第315回 ゲーム依存症(ゲーム障害)
私共のスタッフが展示会に出席した際、ある塾の先生から次のような話を伺いました。
「私の塾に小学生の頃から通塾してくれている生徒がいます。
その子は成績もよく、小学生の頃はよく読書をするなど勉強熱心で、将来を楽しみにしていました。
ところが、その子は中学生になって、ゲームにのめり込んでしまい、塾での学習でも問題文を読み飛ばすなど、それまでとは違った兆候が出ていました。
それにつれ、学校の成績も急降下しました。
そこで親御さんは慌ててゲームを取り上げました。
それが功を奏して、その症状は徐々に回復し、その後、猛勉強して第一志望の学校に合格できました。
その結果に安心した親御さんは、その入学を機にゲームを解禁したところ、その子は再びゲームにのめり込んでしまいました。
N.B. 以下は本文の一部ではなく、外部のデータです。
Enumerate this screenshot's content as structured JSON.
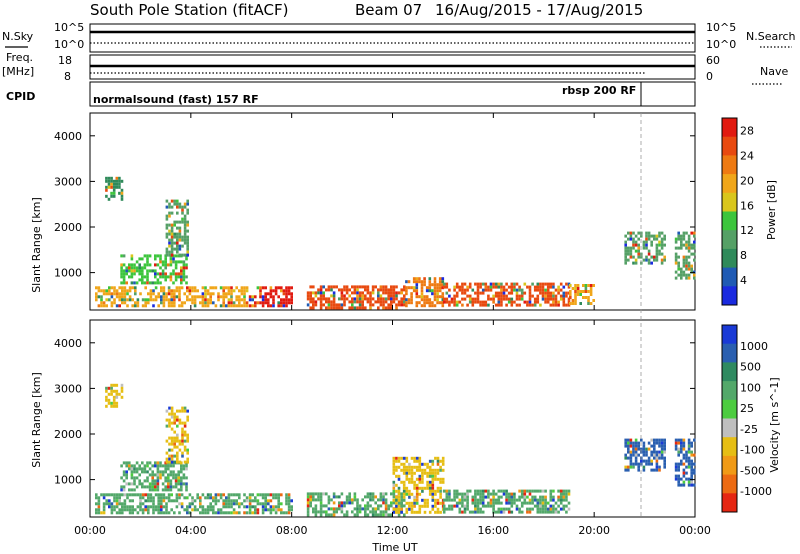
{
  "header": {
    "station": "South Pole Station (fitACF)",
    "beam": "Beam 07",
    "dates": "16/Aug/2015 - 17/Aug/2015"
  },
  "top_panel": {
    "nsky_label": "N.Sky",
    "nsky_ticks": [
      "10^5",
      "10^0"
    ],
    "nsearch_label": "N.Search",
    "nsearch_ticks": [
      "10^5",
      "10^0"
    ],
    "freq_label_1": "Freq.",
    "freq_label_2": "[MHz]",
    "freq_ticks": [
      "18",
      "8"
    ],
    "nave_label": "Nave",
    "nave_ticks": [
      "60",
      "0"
    ],
    "cpid_label": "CPID",
    "cpid_mode_1": "normalsound (fast) 157 RF",
    "cpid_mode_2": "rbsp 200 RF"
  },
  "time_axis": {
    "label": "Time UT",
    "ticks": [
      "00:00",
      "04:00",
      "08:00",
      "12:00",
      "16:00",
      "20:00",
      "00:00"
    ]
  },
  "colors": {
    "power_scale": [
      "#1a2adf",
      "#1f5ab4",
      "#2f8a5a",
      "#55a066",
      "#3cc53c",
      "#d9c61c",
      "#f0a61a",
      "#ee7a12",
      "#e84a10",
      "#e11a10"
    ],
    "velocity_scale": [
      "#1a3ad6",
      "#2a5fb0",
      "#2f8a60",
      "#53a86a",
      "#4ccc3f",
      "#bfbfbf",
      "#e6be14",
      "#f09a16",
      "#ec6a12",
      "#e52612"
    ]
  },
  "chart_data": [
    {
      "type": "heatmap",
      "title": "Power",
      "xlabel": "Time UT",
      "ylabel": "Slant Range [km]",
      "xlim_hours": [
        0,
        24
      ],
      "ylim": [
        180,
        4500
      ],
      "y_ticks": [
        1000,
        2000,
        3000,
        4000
      ],
      "colorbar_label": "Power [dB]",
      "colorbar_ticks": [
        "28",
        "24",
        "20",
        "16",
        "12",
        "8",
        "4"
      ],
      "colorbar_range": [
        0,
        30
      ],
      "regions": [
        {
          "t0": 0.2,
          "t1": 6.2,
          "r0": 250,
          "r1": 700,
          "value": 18
        },
        {
          "t0": 6.3,
          "t1": 8.0,
          "r0": 250,
          "r1": 700,
          "value": 28
        },
        {
          "t0": 8.6,
          "t1": 12.5,
          "r0": 250,
          "r1": 720,
          "value": 24
        },
        {
          "t0": 12.5,
          "t1": 14.0,
          "r0": 280,
          "r1": 900,
          "value": 22
        },
        {
          "t0": 14.0,
          "t1": 19.0,
          "r0": 300,
          "r1": 780,
          "value": 26
        },
        {
          "t0": 19.0,
          "t1": 20.0,
          "r0": 300,
          "r1": 750,
          "value": 18
        },
        {
          "t0": 1.2,
          "t1": 3.8,
          "r0": 750,
          "r1": 1400,
          "value": 12
        },
        {
          "t0": 3.0,
          "t1": 3.9,
          "r0": 1400,
          "r1": 2600,
          "value": 10
        },
        {
          "t0": 0.6,
          "t1": 1.3,
          "r0": 2600,
          "r1": 3100,
          "value": 8
        },
        {
          "t0": 21.2,
          "t1": 22.8,
          "r0": 1200,
          "r1": 1900,
          "value": 10
        },
        {
          "t0": 23.2,
          "t1": 24.0,
          "r0": 900,
          "r1": 1900,
          "value": 10
        }
      ]
    },
    {
      "type": "heatmap",
      "title": "Velocity",
      "xlabel": "Time UT",
      "ylabel": "Slant Range [km]",
      "xlim_hours": [
        0,
        24
      ],
      "ylim": [
        180,
        4500
      ],
      "y_ticks": [
        1000,
        2000,
        3000,
        4000
      ],
      "colorbar_label": "Velocity [m s^-1]",
      "colorbar_ticks": [
        "1000",
        "500",
        "100",
        "25",
        "-25",
        "-100",
        "-500",
        "-1000"
      ],
      "regions": [
        {
          "t0": 0.2,
          "t1": 6.2,
          "r0": 250,
          "r1": 700,
          "value": 100
        },
        {
          "t0": 6.3,
          "t1": 8.0,
          "r0": 250,
          "r1": 700,
          "value": 100
        },
        {
          "t0": 8.6,
          "t1": 12.5,
          "r0": 250,
          "r1": 720,
          "value": 100
        },
        {
          "t0": 12.0,
          "t1": 14.0,
          "r0": 300,
          "r1": 1500,
          "value": -100
        },
        {
          "t0": 14.0,
          "t1": 19.0,
          "r0": 300,
          "r1": 780,
          "value": 100
        },
        {
          "t0": 1.2,
          "t1": 3.8,
          "r0": 750,
          "r1": 1400,
          "value": 100
        },
        {
          "t0": 3.0,
          "t1": 3.9,
          "r0": 1400,
          "r1": 2600,
          "value": -100
        },
        {
          "t0": 0.6,
          "t1": 1.3,
          "r0": 2600,
          "r1": 3100,
          "value": -100
        },
        {
          "t0": 21.2,
          "t1": 22.8,
          "r0": 1200,
          "r1": 1900,
          "value": 500
        },
        {
          "t0": 23.2,
          "t1": 24.0,
          "r0": 900,
          "r1": 1900,
          "value": 500
        }
      ]
    }
  ]
}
やがてその子には、睡眠障害や感情の抑制がきかないなどの症状が出るようになりました。
朝、学校に行こうとして玄関で気を失ってしまうとか、突然痙攣するなどということも起こりました。
塾には『来られるときに来たらいいよ』と話していましたが、コロナ休校でこもりがちになったことも悪く作用したように思います。
本人はゲーム依存症の診断を受け、現在、心療内科で治療しています。
精密検査で脳の一部に障害も見られたようです。
依存症になってしまうと、ゲームを取り上げるという対処は逆効果で、少しずつゲームに触れる時間を減らすなど、徐々に日常に近づけるしかありません。
親御さんからこうした話を伺って、将来を楽しみにしていた子でもあり、私も強いショックを受けました。
あまり報道されませんが、今こうしたゲーム依存症で心療内科を受診する人が、中高生を含め非常に多くなっているようです。」
その先生の話は、以上のような内容でした。
私はスタッフからその話を聞き、その先生と同じく強いショックを受けました。
そこで、早速NHKの「きょうの健康」をネットで開き、調べてみました。
厚生労働省の調査では、「ネット依存」が疑われる人は成人で約421万人、中高生で約93万人と推定されています。
そして、そのうちの約9割がゲーム障害なのだそうです。
ゲーム障害は前頭前野の働きが悪くなると起こり、これはアルコール依存やギャンブル障害の患者さんの反応と同じだそうです。
特に未成年者では、前頭前野の働きが十分に発達していないため、ゲーム障害が起こりやすく、将来にわたって影響が続く可能性があるようです。
例えば、学校や職場への欠席・欠勤、ひきこもり、昼夜逆転などの症状が起きやすく、その結果、退学・放校、失職などにつながりかねないようです。
これを知って私は空恐ろしい気分になりました。
青少年に多大な影響を及ぼすこのようなことを放置することは、日本の将来にも大きな影を落としかねません。
ゲーム自体に規制をかけて、ある一定の時間が経過したら、ゲームにストップがかかるなどのシステムも必要ではないかと感じました。